Comment 22 Julian Reschke 2008-06-15 08:10:46 UTC
(In reply to comment #10)
> (In reply to comment #8)
> > In any case, this really is out of scope for HTML5. You could create something
> > like XPointer totally independently of HTML, we don't need to specify it in
> > HTML5.
> 
> Defining fragment identifiers for text/html totally is in scope. Even if
> XPointer was done and good and everybody loved it, HTML5 still would need to
> define how it applies to the text/html serialization.

OK, so...

- fragment identifier syntax depend on media formats

- RFC 2854 currently defines fragment identifiers for text/html, based on the HTML 4.01 spec 

- RFC 3236 currently defines fragment identifiers for application/xhtml+xml, based on RFC 3023 (XML media types)
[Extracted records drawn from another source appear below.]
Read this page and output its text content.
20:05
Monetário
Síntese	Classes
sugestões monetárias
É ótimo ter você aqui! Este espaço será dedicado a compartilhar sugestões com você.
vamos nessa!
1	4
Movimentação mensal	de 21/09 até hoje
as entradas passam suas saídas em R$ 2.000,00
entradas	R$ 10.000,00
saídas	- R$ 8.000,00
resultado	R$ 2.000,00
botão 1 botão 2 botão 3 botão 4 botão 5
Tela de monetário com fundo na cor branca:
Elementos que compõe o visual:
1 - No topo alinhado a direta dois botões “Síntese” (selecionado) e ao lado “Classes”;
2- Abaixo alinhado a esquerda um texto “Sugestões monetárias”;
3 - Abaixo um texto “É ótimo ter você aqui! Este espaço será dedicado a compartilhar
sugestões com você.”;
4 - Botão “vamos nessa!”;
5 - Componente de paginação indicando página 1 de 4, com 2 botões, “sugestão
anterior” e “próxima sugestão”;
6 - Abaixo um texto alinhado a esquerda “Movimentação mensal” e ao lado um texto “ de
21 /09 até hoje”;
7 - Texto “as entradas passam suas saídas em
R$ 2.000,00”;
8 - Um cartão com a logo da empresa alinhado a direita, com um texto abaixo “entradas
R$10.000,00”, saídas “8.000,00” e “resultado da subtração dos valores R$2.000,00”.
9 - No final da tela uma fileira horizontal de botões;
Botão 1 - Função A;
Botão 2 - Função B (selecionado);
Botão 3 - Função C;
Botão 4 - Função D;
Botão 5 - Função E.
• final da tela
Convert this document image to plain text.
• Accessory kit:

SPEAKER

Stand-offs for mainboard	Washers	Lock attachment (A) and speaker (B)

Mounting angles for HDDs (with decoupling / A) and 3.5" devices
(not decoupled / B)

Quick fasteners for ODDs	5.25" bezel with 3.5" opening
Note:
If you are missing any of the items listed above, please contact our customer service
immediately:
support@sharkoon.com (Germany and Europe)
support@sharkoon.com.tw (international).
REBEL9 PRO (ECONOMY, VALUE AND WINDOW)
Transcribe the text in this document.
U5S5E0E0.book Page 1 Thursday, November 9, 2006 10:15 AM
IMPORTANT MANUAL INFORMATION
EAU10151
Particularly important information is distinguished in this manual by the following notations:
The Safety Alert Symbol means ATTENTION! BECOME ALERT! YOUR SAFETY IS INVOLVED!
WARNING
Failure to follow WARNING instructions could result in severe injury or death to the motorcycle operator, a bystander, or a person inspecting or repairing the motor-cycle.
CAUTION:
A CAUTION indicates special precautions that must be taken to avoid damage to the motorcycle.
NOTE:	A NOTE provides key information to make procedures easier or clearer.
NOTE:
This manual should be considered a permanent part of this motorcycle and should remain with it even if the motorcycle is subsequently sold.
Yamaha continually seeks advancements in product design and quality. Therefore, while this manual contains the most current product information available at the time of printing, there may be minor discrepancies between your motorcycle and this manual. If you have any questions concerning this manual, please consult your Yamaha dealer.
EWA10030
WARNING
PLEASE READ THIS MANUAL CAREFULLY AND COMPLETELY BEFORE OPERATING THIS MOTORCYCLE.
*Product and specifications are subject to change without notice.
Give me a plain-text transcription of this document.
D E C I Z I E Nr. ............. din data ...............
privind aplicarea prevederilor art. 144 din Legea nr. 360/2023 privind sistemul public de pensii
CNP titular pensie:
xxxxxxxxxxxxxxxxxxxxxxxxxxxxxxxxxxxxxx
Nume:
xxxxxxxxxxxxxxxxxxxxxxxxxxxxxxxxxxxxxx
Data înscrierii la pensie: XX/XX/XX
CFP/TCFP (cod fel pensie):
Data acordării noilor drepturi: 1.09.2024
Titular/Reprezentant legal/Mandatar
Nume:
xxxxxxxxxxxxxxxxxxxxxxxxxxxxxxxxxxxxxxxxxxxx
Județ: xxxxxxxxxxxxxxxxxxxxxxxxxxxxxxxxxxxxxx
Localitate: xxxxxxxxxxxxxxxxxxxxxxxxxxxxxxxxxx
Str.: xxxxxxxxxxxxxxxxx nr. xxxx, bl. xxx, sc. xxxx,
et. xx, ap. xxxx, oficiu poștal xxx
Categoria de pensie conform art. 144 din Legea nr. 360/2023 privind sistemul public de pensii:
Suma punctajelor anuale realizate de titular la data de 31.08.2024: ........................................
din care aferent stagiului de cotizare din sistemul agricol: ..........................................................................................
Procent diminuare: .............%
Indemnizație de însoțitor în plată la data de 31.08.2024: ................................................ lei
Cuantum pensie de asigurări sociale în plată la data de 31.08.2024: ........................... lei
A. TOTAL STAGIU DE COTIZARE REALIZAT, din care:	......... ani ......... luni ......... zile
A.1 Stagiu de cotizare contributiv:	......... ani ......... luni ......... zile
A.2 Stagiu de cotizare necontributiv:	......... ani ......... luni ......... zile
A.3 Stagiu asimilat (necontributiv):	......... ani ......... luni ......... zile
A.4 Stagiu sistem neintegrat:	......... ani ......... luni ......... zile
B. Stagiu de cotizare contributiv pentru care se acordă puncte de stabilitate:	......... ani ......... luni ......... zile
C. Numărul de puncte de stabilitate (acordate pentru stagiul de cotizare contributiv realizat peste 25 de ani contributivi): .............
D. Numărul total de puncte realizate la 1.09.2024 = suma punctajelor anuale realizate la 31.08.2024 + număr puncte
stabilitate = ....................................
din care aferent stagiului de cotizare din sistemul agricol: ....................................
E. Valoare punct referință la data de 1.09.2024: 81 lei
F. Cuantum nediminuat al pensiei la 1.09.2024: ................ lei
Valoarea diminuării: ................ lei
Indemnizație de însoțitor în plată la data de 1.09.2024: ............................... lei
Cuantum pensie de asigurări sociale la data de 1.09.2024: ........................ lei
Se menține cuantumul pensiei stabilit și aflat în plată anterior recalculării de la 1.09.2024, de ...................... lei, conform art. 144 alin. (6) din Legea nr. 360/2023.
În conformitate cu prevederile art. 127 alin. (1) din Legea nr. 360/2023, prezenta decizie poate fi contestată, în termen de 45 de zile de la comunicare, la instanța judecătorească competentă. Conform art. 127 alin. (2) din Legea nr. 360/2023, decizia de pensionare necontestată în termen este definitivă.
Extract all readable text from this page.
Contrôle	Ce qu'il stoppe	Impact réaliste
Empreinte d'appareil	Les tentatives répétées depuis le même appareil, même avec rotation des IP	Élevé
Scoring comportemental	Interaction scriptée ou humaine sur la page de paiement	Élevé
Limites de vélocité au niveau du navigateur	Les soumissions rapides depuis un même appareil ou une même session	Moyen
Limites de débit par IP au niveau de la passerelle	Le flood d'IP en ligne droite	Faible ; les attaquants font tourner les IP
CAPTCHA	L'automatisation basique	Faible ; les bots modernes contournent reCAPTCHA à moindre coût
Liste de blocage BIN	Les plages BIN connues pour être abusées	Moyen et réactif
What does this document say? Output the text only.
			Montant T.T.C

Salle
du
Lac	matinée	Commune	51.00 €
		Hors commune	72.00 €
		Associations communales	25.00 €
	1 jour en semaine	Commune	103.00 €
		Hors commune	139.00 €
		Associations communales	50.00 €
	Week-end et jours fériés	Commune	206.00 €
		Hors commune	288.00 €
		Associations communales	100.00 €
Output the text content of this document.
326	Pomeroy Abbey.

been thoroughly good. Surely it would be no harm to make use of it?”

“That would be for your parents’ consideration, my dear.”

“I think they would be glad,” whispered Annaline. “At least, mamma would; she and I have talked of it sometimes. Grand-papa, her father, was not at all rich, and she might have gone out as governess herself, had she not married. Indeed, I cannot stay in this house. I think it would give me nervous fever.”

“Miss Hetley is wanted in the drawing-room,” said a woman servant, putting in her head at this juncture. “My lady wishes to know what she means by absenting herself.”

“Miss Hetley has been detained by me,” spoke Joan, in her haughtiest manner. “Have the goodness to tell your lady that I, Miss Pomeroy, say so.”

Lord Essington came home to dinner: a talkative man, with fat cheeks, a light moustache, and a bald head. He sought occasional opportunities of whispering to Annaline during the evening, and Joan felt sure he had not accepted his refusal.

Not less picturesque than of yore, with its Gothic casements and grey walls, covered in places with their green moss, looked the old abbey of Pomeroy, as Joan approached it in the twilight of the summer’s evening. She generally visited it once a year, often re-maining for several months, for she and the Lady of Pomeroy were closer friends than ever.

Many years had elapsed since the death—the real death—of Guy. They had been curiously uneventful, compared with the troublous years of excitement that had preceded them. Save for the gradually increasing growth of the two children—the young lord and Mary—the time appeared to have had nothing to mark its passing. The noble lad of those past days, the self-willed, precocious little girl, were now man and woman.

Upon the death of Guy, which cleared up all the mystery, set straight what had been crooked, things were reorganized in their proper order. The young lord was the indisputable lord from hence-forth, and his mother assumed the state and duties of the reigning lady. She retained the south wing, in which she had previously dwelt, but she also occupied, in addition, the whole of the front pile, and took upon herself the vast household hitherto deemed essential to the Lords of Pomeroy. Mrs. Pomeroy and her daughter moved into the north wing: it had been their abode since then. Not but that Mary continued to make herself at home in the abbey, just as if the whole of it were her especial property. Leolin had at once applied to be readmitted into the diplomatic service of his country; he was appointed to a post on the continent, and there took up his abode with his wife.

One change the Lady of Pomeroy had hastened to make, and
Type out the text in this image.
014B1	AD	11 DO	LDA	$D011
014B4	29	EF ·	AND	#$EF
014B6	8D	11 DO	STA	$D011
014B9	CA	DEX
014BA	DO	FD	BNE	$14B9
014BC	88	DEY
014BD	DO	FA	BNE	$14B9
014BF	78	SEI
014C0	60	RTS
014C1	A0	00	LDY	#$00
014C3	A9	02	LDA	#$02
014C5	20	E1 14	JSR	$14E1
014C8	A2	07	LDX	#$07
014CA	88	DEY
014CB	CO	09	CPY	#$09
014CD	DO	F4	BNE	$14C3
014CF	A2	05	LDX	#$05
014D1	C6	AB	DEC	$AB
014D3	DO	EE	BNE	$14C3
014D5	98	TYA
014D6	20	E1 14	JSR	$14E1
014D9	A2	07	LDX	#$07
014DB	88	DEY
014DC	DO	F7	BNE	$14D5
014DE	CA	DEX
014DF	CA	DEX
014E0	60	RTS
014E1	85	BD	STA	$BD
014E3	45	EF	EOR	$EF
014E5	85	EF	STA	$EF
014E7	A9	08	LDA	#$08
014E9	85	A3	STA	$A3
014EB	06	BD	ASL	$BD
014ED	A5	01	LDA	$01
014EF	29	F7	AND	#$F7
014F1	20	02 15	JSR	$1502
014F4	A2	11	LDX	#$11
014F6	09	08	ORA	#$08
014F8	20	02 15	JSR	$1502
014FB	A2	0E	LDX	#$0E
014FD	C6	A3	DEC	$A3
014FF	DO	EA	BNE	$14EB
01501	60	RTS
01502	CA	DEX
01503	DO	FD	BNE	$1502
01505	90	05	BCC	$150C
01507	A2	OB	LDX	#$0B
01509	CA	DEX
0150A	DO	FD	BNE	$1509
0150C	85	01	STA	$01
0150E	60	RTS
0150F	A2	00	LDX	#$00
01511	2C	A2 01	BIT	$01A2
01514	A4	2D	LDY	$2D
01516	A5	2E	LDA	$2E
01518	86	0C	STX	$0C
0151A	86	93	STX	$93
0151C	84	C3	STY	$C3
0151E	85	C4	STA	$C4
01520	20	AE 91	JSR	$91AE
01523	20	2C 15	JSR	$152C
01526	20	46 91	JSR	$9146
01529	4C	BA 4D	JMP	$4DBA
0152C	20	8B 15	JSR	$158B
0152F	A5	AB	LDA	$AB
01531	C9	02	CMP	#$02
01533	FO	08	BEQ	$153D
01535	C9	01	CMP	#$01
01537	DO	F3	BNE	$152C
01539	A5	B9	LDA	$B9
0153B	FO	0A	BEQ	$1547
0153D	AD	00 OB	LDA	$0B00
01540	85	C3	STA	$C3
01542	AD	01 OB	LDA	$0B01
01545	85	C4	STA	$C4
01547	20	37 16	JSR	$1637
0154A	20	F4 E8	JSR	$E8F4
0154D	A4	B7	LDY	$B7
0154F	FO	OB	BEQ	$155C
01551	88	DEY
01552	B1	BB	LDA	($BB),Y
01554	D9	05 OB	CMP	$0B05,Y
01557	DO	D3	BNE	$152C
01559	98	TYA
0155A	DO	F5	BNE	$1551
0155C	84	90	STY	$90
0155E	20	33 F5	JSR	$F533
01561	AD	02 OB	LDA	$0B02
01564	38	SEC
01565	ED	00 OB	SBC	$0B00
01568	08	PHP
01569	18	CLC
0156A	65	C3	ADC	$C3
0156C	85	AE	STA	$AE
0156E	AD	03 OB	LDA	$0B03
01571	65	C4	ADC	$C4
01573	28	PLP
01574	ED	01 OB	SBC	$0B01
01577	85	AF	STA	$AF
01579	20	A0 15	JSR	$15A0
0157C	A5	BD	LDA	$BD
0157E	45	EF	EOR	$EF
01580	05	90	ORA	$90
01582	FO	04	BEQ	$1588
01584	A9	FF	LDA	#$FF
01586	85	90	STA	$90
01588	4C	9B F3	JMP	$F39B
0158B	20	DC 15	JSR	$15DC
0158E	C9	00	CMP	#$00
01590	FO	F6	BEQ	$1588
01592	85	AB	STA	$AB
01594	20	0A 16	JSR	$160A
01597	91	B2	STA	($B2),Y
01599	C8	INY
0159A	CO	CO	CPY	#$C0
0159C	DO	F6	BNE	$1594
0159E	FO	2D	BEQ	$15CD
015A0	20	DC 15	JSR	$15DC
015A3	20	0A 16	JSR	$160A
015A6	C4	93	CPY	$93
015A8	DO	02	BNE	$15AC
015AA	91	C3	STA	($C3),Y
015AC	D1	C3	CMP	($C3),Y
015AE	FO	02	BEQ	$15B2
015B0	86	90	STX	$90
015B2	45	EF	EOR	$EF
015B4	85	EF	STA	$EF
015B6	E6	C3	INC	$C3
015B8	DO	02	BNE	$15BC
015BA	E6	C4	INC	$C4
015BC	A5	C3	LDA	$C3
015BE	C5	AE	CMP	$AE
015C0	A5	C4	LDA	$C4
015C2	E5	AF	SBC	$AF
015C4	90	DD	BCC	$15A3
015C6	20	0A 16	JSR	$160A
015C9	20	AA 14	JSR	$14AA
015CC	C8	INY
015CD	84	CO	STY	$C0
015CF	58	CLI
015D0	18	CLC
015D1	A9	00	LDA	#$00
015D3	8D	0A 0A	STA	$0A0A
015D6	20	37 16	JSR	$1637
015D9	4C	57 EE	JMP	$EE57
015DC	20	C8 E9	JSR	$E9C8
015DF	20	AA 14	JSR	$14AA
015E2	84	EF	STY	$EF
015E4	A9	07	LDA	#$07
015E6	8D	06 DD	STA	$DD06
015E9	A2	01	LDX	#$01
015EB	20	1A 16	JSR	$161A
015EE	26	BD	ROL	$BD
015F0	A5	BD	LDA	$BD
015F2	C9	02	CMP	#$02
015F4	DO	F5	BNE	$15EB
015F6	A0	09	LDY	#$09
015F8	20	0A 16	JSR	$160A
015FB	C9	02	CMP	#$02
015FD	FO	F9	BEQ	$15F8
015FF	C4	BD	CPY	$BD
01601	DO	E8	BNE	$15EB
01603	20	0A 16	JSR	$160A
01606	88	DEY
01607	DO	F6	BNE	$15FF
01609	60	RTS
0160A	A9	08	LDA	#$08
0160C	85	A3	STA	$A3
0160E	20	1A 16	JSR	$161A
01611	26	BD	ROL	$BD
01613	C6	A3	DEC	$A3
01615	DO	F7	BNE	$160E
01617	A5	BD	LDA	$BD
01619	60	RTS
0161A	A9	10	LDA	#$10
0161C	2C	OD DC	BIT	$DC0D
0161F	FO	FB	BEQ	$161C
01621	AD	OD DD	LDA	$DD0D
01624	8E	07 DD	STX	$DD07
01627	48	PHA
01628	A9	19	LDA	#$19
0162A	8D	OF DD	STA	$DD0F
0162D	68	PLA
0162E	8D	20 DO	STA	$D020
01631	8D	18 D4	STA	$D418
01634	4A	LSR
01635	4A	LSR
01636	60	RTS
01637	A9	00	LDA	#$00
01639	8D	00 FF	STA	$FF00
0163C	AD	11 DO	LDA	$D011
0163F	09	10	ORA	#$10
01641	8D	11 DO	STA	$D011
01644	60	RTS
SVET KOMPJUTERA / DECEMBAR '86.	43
- There's also NOTE-xhtml-media-types-20020801 which probably should be updated when HTML5 is ready

- it would be undesirable to have fragment identifiers becoming incompatible between text/html and application/xhtml+xml, so if something is changed, it probably would have to update *both* RFC 2854 and RFC 3236.
Comment 23 Ian 'Hixie' Hickson 2008-06-15 09:15:04 UTC
> browsers have to support that

Is there any evidence that browsers are interested in providing this?


> your examples all talk about *authors* wanting to do something [...]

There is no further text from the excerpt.